We are usually running at a million miles a minute, and when you need to talk to someone about how a kid, administrator, or community member set you over the edge, you just won't get the same satisfaction talking to your Dad or best friend about it. They don't get it! They'll sympathize or say they understand, but they don't, and that's ok. Call, FB, Gchat or go have a beer with your fellow Ag teacher. Afterward, I don't quite understand it myself but, you just feel like a ton of bricks has been lifted off your chest when you talk to someone who has been there and done that. And 99% of the time, you'll laugh about what ever it was that was bothering you when it's all said and done.

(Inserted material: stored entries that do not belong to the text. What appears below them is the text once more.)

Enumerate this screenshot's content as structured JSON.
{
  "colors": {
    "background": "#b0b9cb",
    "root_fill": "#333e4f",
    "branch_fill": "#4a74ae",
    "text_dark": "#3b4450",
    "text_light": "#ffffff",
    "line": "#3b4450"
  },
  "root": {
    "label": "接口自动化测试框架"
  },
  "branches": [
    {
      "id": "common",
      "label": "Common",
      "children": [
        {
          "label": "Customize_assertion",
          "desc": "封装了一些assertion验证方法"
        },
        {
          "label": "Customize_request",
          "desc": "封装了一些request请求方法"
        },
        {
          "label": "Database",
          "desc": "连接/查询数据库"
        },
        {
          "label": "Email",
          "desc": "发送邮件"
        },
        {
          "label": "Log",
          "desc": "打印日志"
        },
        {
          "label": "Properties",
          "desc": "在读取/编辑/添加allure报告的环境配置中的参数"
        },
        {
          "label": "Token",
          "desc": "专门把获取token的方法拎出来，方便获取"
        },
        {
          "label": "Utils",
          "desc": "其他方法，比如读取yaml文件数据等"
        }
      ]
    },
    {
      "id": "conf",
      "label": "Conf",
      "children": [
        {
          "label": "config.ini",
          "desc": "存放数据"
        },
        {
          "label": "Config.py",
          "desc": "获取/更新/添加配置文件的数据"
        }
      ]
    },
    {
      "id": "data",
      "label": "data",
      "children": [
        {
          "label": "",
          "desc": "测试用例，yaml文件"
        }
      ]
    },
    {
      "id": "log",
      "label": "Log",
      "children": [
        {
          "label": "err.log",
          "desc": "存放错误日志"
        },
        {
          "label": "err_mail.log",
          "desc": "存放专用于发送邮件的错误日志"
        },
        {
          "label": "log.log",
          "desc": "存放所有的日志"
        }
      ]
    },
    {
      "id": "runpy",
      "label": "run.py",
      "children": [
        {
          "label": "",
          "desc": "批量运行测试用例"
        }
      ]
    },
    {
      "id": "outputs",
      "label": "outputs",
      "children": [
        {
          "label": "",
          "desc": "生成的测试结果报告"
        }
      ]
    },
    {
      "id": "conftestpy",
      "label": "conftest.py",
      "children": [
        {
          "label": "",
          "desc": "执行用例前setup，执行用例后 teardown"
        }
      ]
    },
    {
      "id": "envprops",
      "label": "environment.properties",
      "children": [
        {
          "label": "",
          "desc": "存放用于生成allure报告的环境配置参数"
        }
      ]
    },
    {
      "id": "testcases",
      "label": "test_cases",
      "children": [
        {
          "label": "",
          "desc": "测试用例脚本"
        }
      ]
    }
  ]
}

On the lighter side, when something in class, lab, or on one of our never-ending field trips, happens that makes you almost pee your pants from laughing so hard, other Ag teachers want to hear about it. Don't just call up your teacher-friends when something bad has happened, because after a while, they are going to ignore your calls because you've become a “Debbie Downer.” Share the good, the bad, and the ugly. We're all in this overwhelming ocean of Ag Ed together, so hop in the boat so you don't drift away and loose your mind. Since I am only in my second year of teaching, I may not be the best or most wise person to hand out advice, but I feel this is my area of expertise.
Last year I went to the edge of that boat and dove off head first. I don't recommend it.